Pembicaraan perdagangan Taiwan-AS dimulai pada tahun 1994 tetapi gagal menghasilkan kesepakatan penghapusan tarif seperti yang terjadi pada banyak negosiasi perdagangan lainnya.
AS masih mengalami defisit perdagangan dengan Taiwan, eksportir utama barang-barang manufaktur seperti mesin dan elektronik konsumen. Defisit perdagangan barang mencapai sekitar US$40,27 miliar pada tahun lalu – peningkatan dari tahun ke tahun sebesar lebih dari 30 persen.
“Agenda utama AS adalah ingin mempertahankan status quo, yang berarti dukungan militer untuk Taiwan serta perdagangan,” kata Liang Kuo-yuan, pensiunan pendiri Yuanta-Polaris Research Institute, sebuah wadah pemikir yang berbasis di Taipei. .
“Sensitivitas perekonomiannya lebih rendah, tetapi mereka ingin menggunakannya untuk menunjukkan bahwa mereka mendukung Taiwan. Pembicaraan perdagangan selalu berlangsung, dan setelah kunjungan Pelosi, hubungan daratan-Taiwan menjadi sangat tegang.”
Beijing memandang Taiwan yang memiliki pemerintahan sendiri sebagai provinsi pemberontak yang harus bersatu kembali dengan Tiongkok daratan, dan keberatan jika pejabat AS mendukung pulau tersebut. Negara-negara yang memiliki hubungan diplomatik dengan Beijing, termasuk AS, mengakui adanya prinsip satu Tiongkok yang menyatakan Taiwan sebagai bagian dari Tiongkok, namun mungkin tidak secara eksplisit menyetujuinya. Washington tidak mengambil sikap mengenai status Taiwan tetapi menentang segala upaya untuk mengambil alih pulau itu dengan kekerasan.

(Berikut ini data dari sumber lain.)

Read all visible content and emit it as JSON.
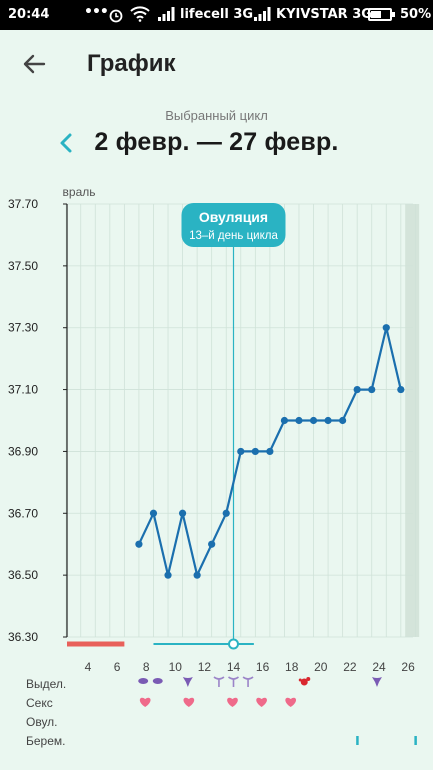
{
  "status_bar": {
    "time": "20:44",
    "dots": "•••",
    "operator1": "lifecell 3G",
    "operator2": "KYIVSTAR 3G",
    "battery": "50%"
  },
  "header": {
    "title": "График",
    "back_icon": "arrow-left-icon"
  },
  "cycle": {
    "caption": "Выбранный цикл",
    "range": "2 февр. — 27 февр.",
    "prev_icon": "chevron-left-icon"
  },
  "ovulation": {
    "title": "Овуляция",
    "subtitle": "13–й день цикла"
  },
  "rows": {
    "discharge": "Выдел.",
    "sex": "Секс",
    "ovulation": "Овул.",
    "pregnancy": "Берем."
  },
  "colors": {
    "accent": "#2ab3c3",
    "line": "#1b6fae",
    "period": "#e8605a",
    "heart": "#ef6a8a",
    "discharge": "#7a5bb4",
    "blood": "#d9272e"
  },
  "chart_data": {
    "type": "line",
    "month_label": "февраль",
    "ylim": [
      36.3,
      37.7
    ],
    "yticks": [
      "37.70",
      "37.50",
      "37.30",
      "37.10",
      "36.90",
      "36.70",
      "36.50",
      "36.30"
    ],
    "xlim": [
      2,
      27
    ],
    "xticks": [
      4,
      6,
      8,
      10,
      12,
      14,
      16,
      18,
      20,
      22,
      24,
      26
    ],
    "ovulation_day": 14,
    "series": [
      {
        "x": [
          7.5,
          8.5,
          9.5,
          10.5,
          11.5,
          12.5,
          13.5,
          14.5,
          15.5,
          16.5,
          17.5,
          18.5,
          19.5,
          20.5,
          21.5,
          22.5,
          23.5,
          24.5,
          25.5
        ],
        "values": [
          36.6,
          36.7,
          36.5,
          36.7,
          36.5,
          36.6,
          36.7,
          36.9,
          36.9,
          36.9,
          37.0,
          37.0,
          37.0,
          37.0,
          37.0,
          37.1,
          37.1,
          37.3,
          37.1
        ]
      }
    ],
    "period_days": [
      2,
      3,
      4,
      5,
      6
    ],
    "markers": {
      "discharge_creamy": [
        8,
        9
      ],
      "discharge_drop": [
        11,
        24
      ],
      "discharge_eggwhite": [
        13,
        14,
        15
      ],
      "discharge_blood": [
        19
      ],
      "sex": [
        8,
        11,
        14,
        16,
        18
      ],
      "pregnancy_test": [
        22.5,
        26.5
      ]
    },
    "grid": true
  }
}
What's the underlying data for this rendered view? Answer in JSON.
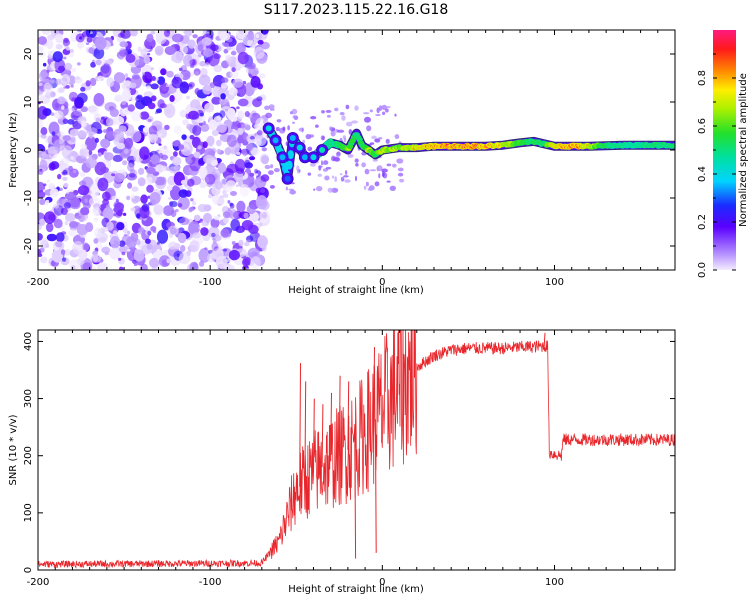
{
  "title": "S117.2023.115.22.16.G18",
  "colors": {
    "snr_line": "#e8262b",
    "spectral_hot": "#ff2222",
    "spectral_mid": "#22dd33",
    "spectral_low": "#6a00ff",
    "spectral_faint": "#dcc4ff"
  },
  "chart_data": [
    {
      "type": "heatmap",
      "xlabel": "Height of straight line (km)",
      "ylabel": "Frequency (Hz)",
      "xlim": [
        -200,
        170
      ],
      "ylim": [
        -25,
        25
      ],
      "xticks": [
        -200,
        -100,
        0,
        100
      ],
      "yticks": [
        -20,
        -10,
        0,
        10,
        20
      ],
      "noise_region_x": [
        -200,
        -68
      ],
      "ridge": [
        {
          "x": -66,
          "y": 4.5,
          "a": 0.35
        },
        {
          "x": -62,
          "y": 2.0,
          "a": 0.3
        },
        {
          "x": -58,
          "y": -1.5,
          "a": 0.3
        },
        {
          "x": -55,
          "y": -6.0,
          "a": 0.25
        },
        {
          "x": -52,
          "y": 2.5,
          "a": 0.3
        },
        {
          "x": -48,
          "y": 0.5,
          "a": 0.35
        },
        {
          "x": -45,
          "y": -1.5,
          "a": 0.3
        },
        {
          "x": -40,
          "y": -1.5,
          "a": 0.35
        },
        {
          "x": -35,
          "y": 0.0,
          "a": 0.4
        },
        {
          "x": -30,
          "y": 1.5,
          "a": 0.45
        },
        {
          "x": -25,
          "y": 1.0,
          "a": 0.5
        },
        {
          "x": -20,
          "y": 0.0,
          "a": 0.7
        },
        {
          "x": -17,
          "y": 2.0,
          "a": 0.55
        },
        {
          "x": -15,
          "y": 3.5,
          "a": 0.5
        },
        {
          "x": -12,
          "y": 1.0,
          "a": 0.55
        },
        {
          "x": -8,
          "y": 0.0,
          "a": 0.7
        },
        {
          "x": -4,
          "y": -1.0,
          "a": 0.55
        },
        {
          "x": 0,
          "y": 0.0,
          "a": 0.75
        },
        {
          "x": 10,
          "y": 0.5,
          "a": 0.7
        },
        {
          "x": 20,
          "y": 0.5,
          "a": 0.85
        },
        {
          "x": 30,
          "y": 0.8,
          "a": 0.9
        },
        {
          "x": 40,
          "y": 0.8,
          "a": 0.95
        },
        {
          "x": 50,
          "y": 0.8,
          "a": 0.95
        },
        {
          "x": 60,
          "y": 0.8,
          "a": 0.95
        },
        {
          "x": 70,
          "y": 1.0,
          "a": 0.85
        },
        {
          "x": 80,
          "y": 1.5,
          "a": 0.6
        },
        {
          "x": 88,
          "y": 1.8,
          "a": 0.55
        },
        {
          "x": 95,
          "y": 1.2,
          "a": 0.55
        },
        {
          "x": 100,
          "y": 0.8,
          "a": 0.9
        },
        {
          "x": 110,
          "y": 0.8,
          "a": 0.95
        },
        {
          "x": 120,
          "y": 0.8,
          "a": 0.8
        },
        {
          "x": 130,
          "y": 0.9,
          "a": 0.5
        },
        {
          "x": 140,
          "y": 1.0,
          "a": 0.45
        },
        {
          "x": 150,
          "y": 1.0,
          "a": 0.45
        },
        {
          "x": 160,
          "y": 1.0,
          "a": 0.5
        },
        {
          "x": 170,
          "y": 1.0,
          "a": 0.5
        }
      ],
      "colorbar": {
        "label": "Normalized spectral amplitude",
        "ticks": [
          0.0,
          0.2,
          0.4,
          0.6,
          0.8
        ],
        "range": [
          0,
          1
        ]
      }
    },
    {
      "type": "line",
      "xlabel": "Height of straight line (km)",
      "ylabel": "SNR (10 * v/v)",
      "xlim": [
        -200,
        170
      ],
      "ylim": [
        0,
        420
      ],
      "xticks": [
        -200,
        -100,
        0,
        100
      ],
      "yticks": [
        0,
        100,
        200,
        300,
        400
      ],
      "series": [
        {
          "envelope": [
            {
              "x": -200,
              "y": 10
            },
            {
              "x": -70,
              "y": 12
            },
            {
              "x": -60,
              "y": 50
            },
            {
              "x": -50,
              "y": 140
            },
            {
              "x": -40,
              "y": 170
            },
            {
              "x": -30,
              "y": 190
            },
            {
              "x": -20,
              "y": 210
            },
            {
              "x": -10,
              "y": 240
            },
            {
              "x": 0,
              "y": 280
            },
            {
              "x": 10,
              "y": 320
            },
            {
              "x": 20,
              "y": 355
            },
            {
              "x": 30,
              "y": 375
            },
            {
              "x": 40,
              "y": 385
            },
            {
              "x": 50,
              "y": 388
            },
            {
              "x": 60,
              "y": 388
            },
            {
              "x": 70,
              "y": 388
            },
            {
              "x": 80,
              "y": 390
            },
            {
              "x": 96,
              "y": 392
            },
            {
              "x": 97,
              "y": 205
            },
            {
              "x": 104,
              "y": 200
            },
            {
              "x": 105,
              "y": 228
            },
            {
              "x": 170,
              "y": 228
            }
          ],
          "spikes": [
            {
              "x": -48,
              "y": 362
            },
            {
              "x": -45,
              "y": 330
            },
            {
              "x": -40,
              "y": 300
            },
            {
              "x": -35,
              "y": 290
            },
            {
              "x": -30,
              "y": 310
            },
            {
              "x": -25,
              "y": 340
            },
            {
              "x": -20,
              "y": 330
            },
            {
              "x": -16,
              "y": 20
            },
            {
              "x": -5,
              "y": 390
            },
            {
              "x": -4,
              "y": 30
            },
            {
              "x": 94,
              "y": 415
            }
          ]
        }
      ]
    }
  ]
}
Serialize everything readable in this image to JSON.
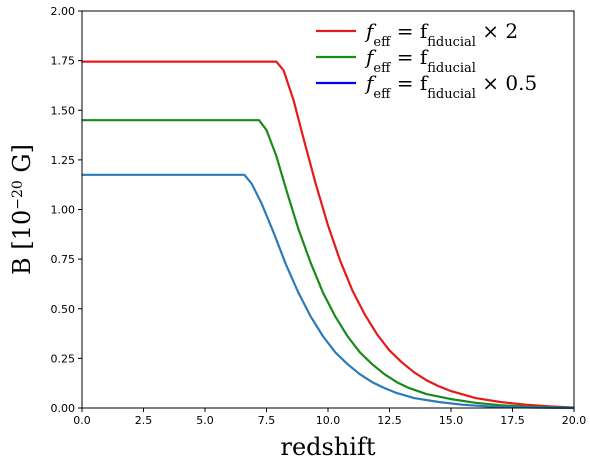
{
  "chart_data": {
    "type": "line",
    "xlabel": "redshift",
    "ylabel": "B [10",
    "ylabel_sup": "−20",
    "ylabel_unit": " G]",
    "xlim": [
      0,
      20
    ],
    "ylim": [
      0,
      2
    ],
    "x_ticks": [
      0.0,
      2.5,
      5.0,
      7.5,
      10.0,
      12.5,
      15.0,
      17.5,
      20.0
    ],
    "y_ticks": [
      0.0,
      0.25,
      0.5,
      0.75,
      1.0,
      1.25,
      1.5,
      1.75,
      2.0
    ],
    "x_tick_labels": [
      "0.0",
      "2.5",
      "5.0",
      "7.5",
      "10.0",
      "12.5",
      "15.0",
      "17.5",
      "20.0"
    ],
    "y_tick_labels": [
      "0.00",
      "0.25",
      "0.50",
      "0.75",
      "1.00",
      "1.25",
      "1.50",
      "1.75",
      "2.00"
    ],
    "grid": false,
    "legend_position": "top-right",
    "series": [
      {
        "name": "f_eff = f_fiducial × 2",
        "legend_main": "f",
        "legend_sub": "eff",
        "legend_eq": " = f",
        "legend_sub2": "fiducial",
        "legend_suffix": " × 2",
        "line_color": "#e41a1c",
        "x": [
          0,
          7.9,
          8.2,
          8.6,
          9.0,
          9.5,
          10.0,
          10.5,
          11.0,
          11.5,
          12.0,
          12.5,
          13.0,
          13.5,
          14.0,
          14.5,
          15.0,
          16.0,
          17.0,
          18.0,
          19.0,
          20.0
        ],
        "y": [
          1.745,
          1.745,
          1.7,
          1.55,
          1.36,
          1.13,
          0.92,
          0.74,
          0.59,
          0.47,
          0.37,
          0.29,
          0.23,
          0.18,
          0.14,
          0.11,
          0.085,
          0.05,
          0.03,
          0.017,
          0.008,
          0.002
        ]
      },
      {
        "name": "f_eff = f_fiducial",
        "legend_main": "f",
        "legend_sub": "eff",
        "legend_eq": " = f",
        "legend_sub2": "fiducial",
        "legend_suffix": "",
        "line_color": "#1a8a1a",
        "x": [
          0,
          7.2,
          7.5,
          7.9,
          8.3,
          8.8,
          9.3,
          9.8,
          10.3,
          10.8,
          11.3,
          11.8,
          12.3,
          12.8,
          13.3,
          14.0,
          15.0,
          16.0,
          17.0,
          18.0,
          19.0,
          20.0
        ],
        "y": [
          1.45,
          1.45,
          1.4,
          1.27,
          1.1,
          0.9,
          0.73,
          0.58,
          0.46,
          0.36,
          0.28,
          0.22,
          0.17,
          0.13,
          0.1,
          0.07,
          0.045,
          0.026,
          0.014,
          0.007,
          0.003,
          0.001
        ]
      },
      {
        "name": "f_eff = f_fiducial × 0.5",
        "legend_main": "f",
        "legend_sub": "eff",
        "legend_eq": " = f",
        "legend_sub2": "fiducial",
        "legend_suffix": " × 0.5",
        "legend_color": "#0000ff",
        "line_color": "#2b7bb9",
        "x": [
          0,
          6.6,
          6.9,
          7.3,
          7.8,
          8.3,
          8.8,
          9.3,
          9.8,
          10.3,
          10.8,
          11.3,
          11.8,
          12.3,
          12.8,
          13.5,
          14.5,
          15.5,
          16.5,
          17.5,
          18.5,
          20.0
        ],
        "y": [
          1.175,
          1.175,
          1.13,
          1.03,
          0.88,
          0.72,
          0.58,
          0.46,
          0.36,
          0.28,
          0.22,
          0.17,
          0.13,
          0.1,
          0.075,
          0.05,
          0.03,
          0.016,
          0.008,
          0.004,
          0.002,
          0.0
        ]
      }
    ]
  }
}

Sementara itu, banyak anggota parlemen AS, yang harus meratifikasi perjanjian perdagangan luar negeri setelah ditandatangani, telah mengambil pandangan anti-Tiongkok selama beberapa tahun terakhir untuk mencerminkan sentimen pemilih, demikian ungkap lembaga pemikir Brookings dalam komentarnya pada tahun 2021.
Beijing akan menentang perjanjian perdagangan Taiwan-AS karena ingin “membatasi Taiwan dengan cara apa pun”, kata analis independen yang berbasis di Taipei, Sean Su.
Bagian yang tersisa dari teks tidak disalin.